Territory defines the difference. Strategies require a lieu propre—a place of one's own from which to generate relations with an exterior. Tactics operate in the territory of the other, without the spatial or institutional base for strategic planning.
The walker writes the city. De Certeau's paradigmatic case: the pedestrian who takes the urban planner's grid and transforms it through her walking into a personal, lived geography the map cannot capture.
Tactics are opportunistic. The tactician has no long-term plan, no comprehensive vision—only the capacity to seize the moment, exploit the opening, make use of whatever the strategic system provides.
AI platforms are strategic; builders are tactical. The model defines output space. The builder navigates it, finding paths the designers did not foresee—prompt engineering, creative misuse, selective appropriation of generated material.
Tactical freedom is real but conditioned. The practitioner cannot redesign the system, but she can transform what the system produces into something genuinely hers through the quality of her engagement.
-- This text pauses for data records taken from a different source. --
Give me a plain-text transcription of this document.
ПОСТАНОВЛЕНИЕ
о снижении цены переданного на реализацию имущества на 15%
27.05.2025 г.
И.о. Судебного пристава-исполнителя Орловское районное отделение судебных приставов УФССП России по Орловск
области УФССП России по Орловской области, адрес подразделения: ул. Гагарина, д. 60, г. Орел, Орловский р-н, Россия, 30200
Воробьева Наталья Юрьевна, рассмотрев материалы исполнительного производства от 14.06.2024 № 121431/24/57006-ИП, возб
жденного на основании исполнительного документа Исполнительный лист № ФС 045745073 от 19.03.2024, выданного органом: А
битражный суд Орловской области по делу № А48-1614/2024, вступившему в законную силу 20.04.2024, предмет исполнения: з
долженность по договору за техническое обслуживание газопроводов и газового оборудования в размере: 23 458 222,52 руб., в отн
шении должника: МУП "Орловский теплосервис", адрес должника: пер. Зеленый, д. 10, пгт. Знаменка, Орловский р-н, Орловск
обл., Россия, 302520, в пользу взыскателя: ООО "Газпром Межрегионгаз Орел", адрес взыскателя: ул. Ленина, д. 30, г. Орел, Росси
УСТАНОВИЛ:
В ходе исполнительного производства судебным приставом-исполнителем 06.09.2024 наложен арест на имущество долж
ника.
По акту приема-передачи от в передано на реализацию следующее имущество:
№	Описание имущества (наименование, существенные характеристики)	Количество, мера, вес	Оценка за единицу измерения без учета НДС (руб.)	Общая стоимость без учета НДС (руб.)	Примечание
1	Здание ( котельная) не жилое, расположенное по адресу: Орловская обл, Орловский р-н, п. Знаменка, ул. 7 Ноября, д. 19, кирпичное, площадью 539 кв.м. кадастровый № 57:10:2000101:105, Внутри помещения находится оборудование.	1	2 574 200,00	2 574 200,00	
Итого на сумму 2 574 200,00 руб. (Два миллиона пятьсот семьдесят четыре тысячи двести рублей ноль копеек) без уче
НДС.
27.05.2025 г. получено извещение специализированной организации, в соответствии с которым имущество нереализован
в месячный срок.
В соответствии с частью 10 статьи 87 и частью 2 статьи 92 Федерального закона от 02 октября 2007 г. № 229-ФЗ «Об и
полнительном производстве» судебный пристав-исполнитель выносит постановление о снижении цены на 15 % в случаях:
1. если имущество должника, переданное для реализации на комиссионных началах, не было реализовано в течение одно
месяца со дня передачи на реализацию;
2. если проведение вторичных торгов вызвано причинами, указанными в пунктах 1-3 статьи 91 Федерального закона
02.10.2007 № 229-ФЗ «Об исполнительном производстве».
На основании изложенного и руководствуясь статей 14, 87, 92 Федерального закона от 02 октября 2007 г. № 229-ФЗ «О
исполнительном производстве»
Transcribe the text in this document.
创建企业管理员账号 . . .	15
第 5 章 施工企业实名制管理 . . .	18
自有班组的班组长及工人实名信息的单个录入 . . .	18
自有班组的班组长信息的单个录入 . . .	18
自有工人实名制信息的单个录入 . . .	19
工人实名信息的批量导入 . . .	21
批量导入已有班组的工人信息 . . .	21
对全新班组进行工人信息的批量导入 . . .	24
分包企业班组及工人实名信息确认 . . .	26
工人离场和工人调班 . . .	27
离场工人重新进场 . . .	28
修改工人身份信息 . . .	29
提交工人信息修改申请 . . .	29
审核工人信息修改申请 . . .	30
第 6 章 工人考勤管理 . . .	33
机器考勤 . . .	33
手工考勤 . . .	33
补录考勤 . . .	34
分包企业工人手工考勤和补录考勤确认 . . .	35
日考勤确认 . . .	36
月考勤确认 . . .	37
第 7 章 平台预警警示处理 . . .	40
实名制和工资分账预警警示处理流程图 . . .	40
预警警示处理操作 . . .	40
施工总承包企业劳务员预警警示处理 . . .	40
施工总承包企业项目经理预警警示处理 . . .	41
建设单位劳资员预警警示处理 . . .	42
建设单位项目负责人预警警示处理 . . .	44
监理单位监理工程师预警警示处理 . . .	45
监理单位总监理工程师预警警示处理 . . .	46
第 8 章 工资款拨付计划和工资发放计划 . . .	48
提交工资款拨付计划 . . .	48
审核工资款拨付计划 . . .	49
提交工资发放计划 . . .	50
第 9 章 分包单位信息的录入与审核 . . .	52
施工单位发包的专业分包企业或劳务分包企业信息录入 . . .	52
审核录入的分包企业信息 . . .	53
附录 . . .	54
Critics argue de Certeau romanticizes the weak, treating everyday evasions as resistance when they leave power structures untouched. Scholars like Lila Abu-Lughod question whether 'resistance' retains meaning if it describes every deviation from institutional norms. The framework's application to AI raises the question whether tactical navigation of a platform constitutes genuine creative agency or merely operates within bounds the platform's business model already anticipates and exploits.